On Monday, April 2, 2012, the SEC announced that it has filed suit in federal court in Austin, Texas against the former CEO and the former CFO of ArthroCare Corporation to recover bonus compensation and stock sale profits they received during an accounting fraud at the company. As the SEC pointed out in their press release, the two men “are not charged with personal misconduct, but they are still required under Section 304 of the Sarbanes-Oxley Act to reimburse ArthroCare for bonuses and stock profits that they received after the company filed fraudulent financial statements during 2006, 2007, and the first quarter of 2008.” The case, discussed here, reflects one of the powerful weapons the Commission has at its disposal. The Director of Enforcement, Robert Khuzami, said “[c]lawback of incentive compensation and stock sale profits as authorized under the Sarbanes-Oxley Act is yet another reason for CEOs and CFOs to be vigilant in preventing misconduct and requiring that companies comply with financial reporting obligations.”
Supreme Court Decision Rejects Argument Regarding Tolling of § 16(b) Claims.

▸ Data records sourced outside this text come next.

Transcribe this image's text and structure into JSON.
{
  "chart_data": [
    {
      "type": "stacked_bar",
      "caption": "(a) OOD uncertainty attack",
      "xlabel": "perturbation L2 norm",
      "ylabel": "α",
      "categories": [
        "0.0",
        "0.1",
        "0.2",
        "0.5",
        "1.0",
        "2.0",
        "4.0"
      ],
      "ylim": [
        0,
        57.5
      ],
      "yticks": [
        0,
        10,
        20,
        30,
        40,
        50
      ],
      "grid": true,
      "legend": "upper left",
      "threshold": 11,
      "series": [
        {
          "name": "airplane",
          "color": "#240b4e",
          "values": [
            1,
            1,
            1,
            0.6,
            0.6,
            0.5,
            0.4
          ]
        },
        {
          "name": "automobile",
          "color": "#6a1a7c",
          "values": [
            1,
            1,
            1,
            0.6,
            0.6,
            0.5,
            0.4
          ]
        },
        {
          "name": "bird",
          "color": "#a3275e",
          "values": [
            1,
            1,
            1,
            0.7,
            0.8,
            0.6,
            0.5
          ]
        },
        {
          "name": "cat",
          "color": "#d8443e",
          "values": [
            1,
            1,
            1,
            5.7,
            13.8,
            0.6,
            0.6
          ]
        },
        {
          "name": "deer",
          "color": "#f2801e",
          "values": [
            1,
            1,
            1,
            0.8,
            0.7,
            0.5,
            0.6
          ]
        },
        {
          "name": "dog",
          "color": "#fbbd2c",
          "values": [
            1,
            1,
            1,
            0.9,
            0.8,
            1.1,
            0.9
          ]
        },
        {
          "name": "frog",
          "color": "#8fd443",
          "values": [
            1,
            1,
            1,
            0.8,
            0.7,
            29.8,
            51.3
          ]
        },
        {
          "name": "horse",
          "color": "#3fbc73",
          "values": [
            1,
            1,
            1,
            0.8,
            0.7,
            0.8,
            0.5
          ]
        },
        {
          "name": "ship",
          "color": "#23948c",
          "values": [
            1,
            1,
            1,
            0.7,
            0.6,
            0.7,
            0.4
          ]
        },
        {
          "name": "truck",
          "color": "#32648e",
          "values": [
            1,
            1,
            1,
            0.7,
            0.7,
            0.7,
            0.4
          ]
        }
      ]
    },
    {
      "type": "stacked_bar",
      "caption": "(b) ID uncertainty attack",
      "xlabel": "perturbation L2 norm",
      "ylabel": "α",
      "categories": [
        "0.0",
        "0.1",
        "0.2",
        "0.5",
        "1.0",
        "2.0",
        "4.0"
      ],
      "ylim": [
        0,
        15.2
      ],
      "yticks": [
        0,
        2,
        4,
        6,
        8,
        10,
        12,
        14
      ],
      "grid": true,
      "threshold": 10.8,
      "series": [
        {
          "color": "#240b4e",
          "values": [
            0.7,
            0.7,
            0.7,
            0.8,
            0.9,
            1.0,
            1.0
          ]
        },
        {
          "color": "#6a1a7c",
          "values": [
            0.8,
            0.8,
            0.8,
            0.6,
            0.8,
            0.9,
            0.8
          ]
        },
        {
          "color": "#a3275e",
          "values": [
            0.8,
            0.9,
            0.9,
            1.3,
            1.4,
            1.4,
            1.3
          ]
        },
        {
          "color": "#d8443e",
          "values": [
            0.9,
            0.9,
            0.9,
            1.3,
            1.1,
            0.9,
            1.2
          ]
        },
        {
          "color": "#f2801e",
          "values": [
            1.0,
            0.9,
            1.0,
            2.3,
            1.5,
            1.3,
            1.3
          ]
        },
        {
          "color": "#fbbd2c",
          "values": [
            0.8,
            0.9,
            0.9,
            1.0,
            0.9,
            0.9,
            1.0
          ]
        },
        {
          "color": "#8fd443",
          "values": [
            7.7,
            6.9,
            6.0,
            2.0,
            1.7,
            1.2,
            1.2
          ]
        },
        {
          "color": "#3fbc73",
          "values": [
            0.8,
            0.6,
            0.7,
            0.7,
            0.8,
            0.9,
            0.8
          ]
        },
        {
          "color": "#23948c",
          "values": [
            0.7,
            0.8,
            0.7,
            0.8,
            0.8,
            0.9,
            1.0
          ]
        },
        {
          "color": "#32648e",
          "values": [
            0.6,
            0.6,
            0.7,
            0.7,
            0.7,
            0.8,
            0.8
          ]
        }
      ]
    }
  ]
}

On March 26, 2012, the U.S. Supreme Court ruled that the two-year time limit for bringing an action under § 16(b) of the Securities Exchange Act of 1934 is not tolled until after the filing of a § 16(a) disclosure statement. The case involves the right of an issuer (or, in this case, a shareholder bringing a derivative suit) to recover short swing profits obtained by a beneficial owner, director, or officer by reason of his relationship to the issuer under Exchange Act 16(b). Under §16(b), a corporation (or shareholder) may bring an action against corporate insiders who realize profits from the purchase and sale of the corporation’s securities within any 6-month period. The Act provides that such suits must be brought within “two years after the date such profit was realized.” The Ninth Circuit ruled that the statute is tolled until there has been adequate disclosure of the trade (when the defendant files a Section 16(a) disclosure statement). As described here, the Supreme Court rejected that analysis, stating that Congress could have easily addressed that concern by having the statute of limitations began running after the filing of a § 16(a) statement, but did not do so.